Latency and Preadolescence
This course examines latency from development through preadolescence. Sessions will focus on the transition from the oedipal stage into the early latency phase, the tasks, cognitive changes and the elaboration of defenses of latency, the transition between latency and adolescence, and contrasting the clinical picture of an adult with that of latency age children.
Adolescence
This lecture series will focus on the normal developmental phases of adolescence from middle school through the college years. To begin, prepuberty and puberty will be discussed. Mid-adolescence will be considered via examination of Peter Blas’ description of the second individuation process as a reflection of Mahler’s work on separation individuation. Finally, the period of late adolescence from high school through the early college years will be discussed.
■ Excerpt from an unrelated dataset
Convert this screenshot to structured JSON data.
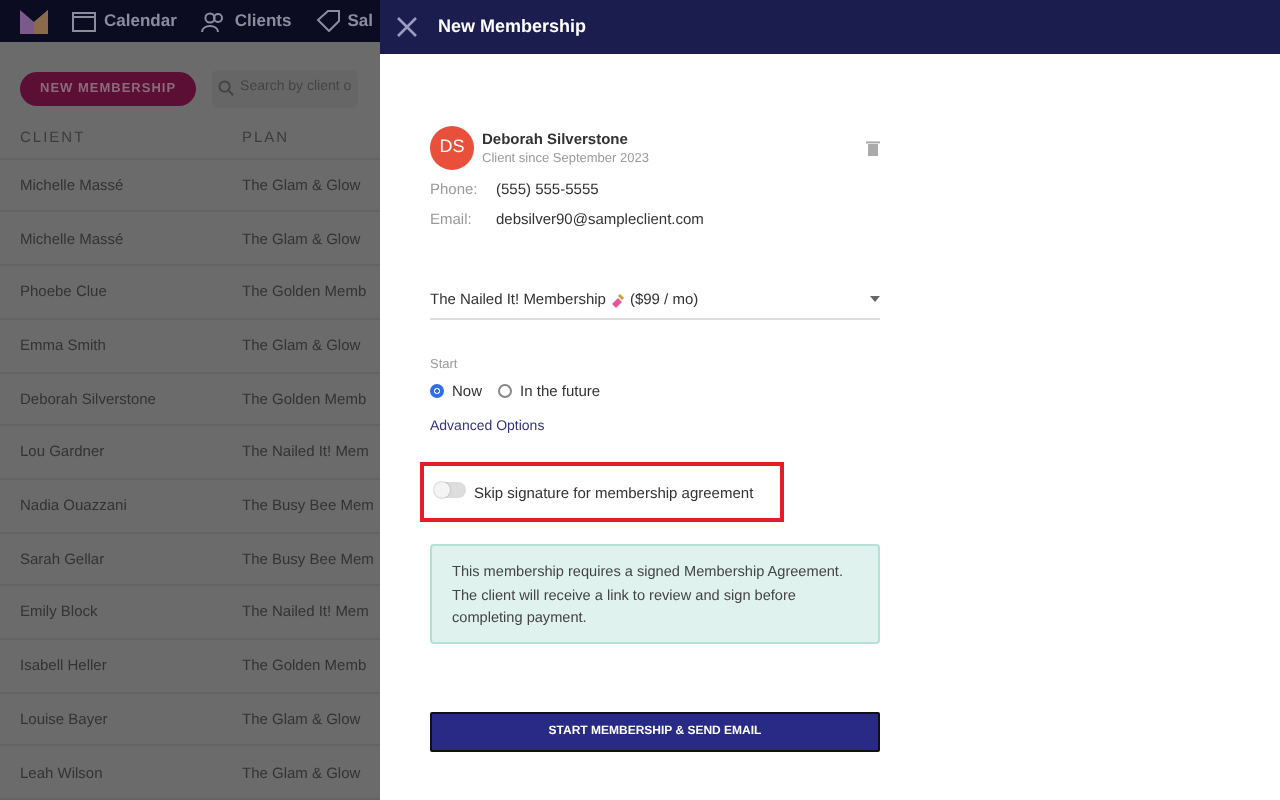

Throughout the series, examples are used from the lecturer’s cases and from the student’s own clinical experience.
Female Development
This course explores Freud’s view of female psychosexual development and compares it to more contemporary views of female development. Topics include the effects of hormones on the developing brain, gender differentiation, gender identity, the differences between boys and girls, the development of the superego, the oedipal complex, parental relationships, separation, and female self-assertion and aggression.
Transition to Adulthood
This course will examine what makes young adults a particularly lively, compelling and dynamic population to work with, as they present their therapists and analysts with a unique opportunity to observe, engage and learn from the complexities of their ever-fluxuating internal and external worlds. With childhood waning and the freedoms and anxieties of adulthood beckoning, young adults are often engaged in a complicated dance of neophyte ego strengths commingled with unresolved conflicts and traumas. This makes for a complicated picture of enlivened or painfully inhibited hopes, dreams and ambition; yearning and desire; mourning and loss; and conflict over the past vs. the future, fantasy vs. reality and unbridled potential vs. inevitable defeat and compromise.
Adulthood and Old Age
This course takes an overview of adult development, from young adulthood (ages 20 to 40), middle adulthood (ages 40 to 60), and old age (age 60 plus). The course content contrasts normal developmental milestones with psychopathology at each stage. The instructor liberally uses clinical vignettes to illustrate conflicts which may derail the forward thrust of development. The participant will gain a deeper understanding of the vicissitudes of adult development, as it unfolds throughout adult life.
clinical
Group Supervision
The Group Supervision class provides a forum for the participants to share clinical material from their daily work. In doing so, an opportunity is created to introduce a psychodynamic perspective for understanding the psychopathology of the patient and also the process that unfolds between therapist and patient as the psychotherapy progresses. Input from the group enriches the dialogue by bringing in different perspectives on the problem / issue presented.
Case Conference
This case conference will center on "clinical moments"where the clinician becomes aware of his or her own unsettling, strong, or surprising emotional response to something said, done or enacted in the clinical encounter. This will become a jumping off point for considering the relationship between spoken and unspoken, conscious and unconscious, and past and present in the therapeutic dyad.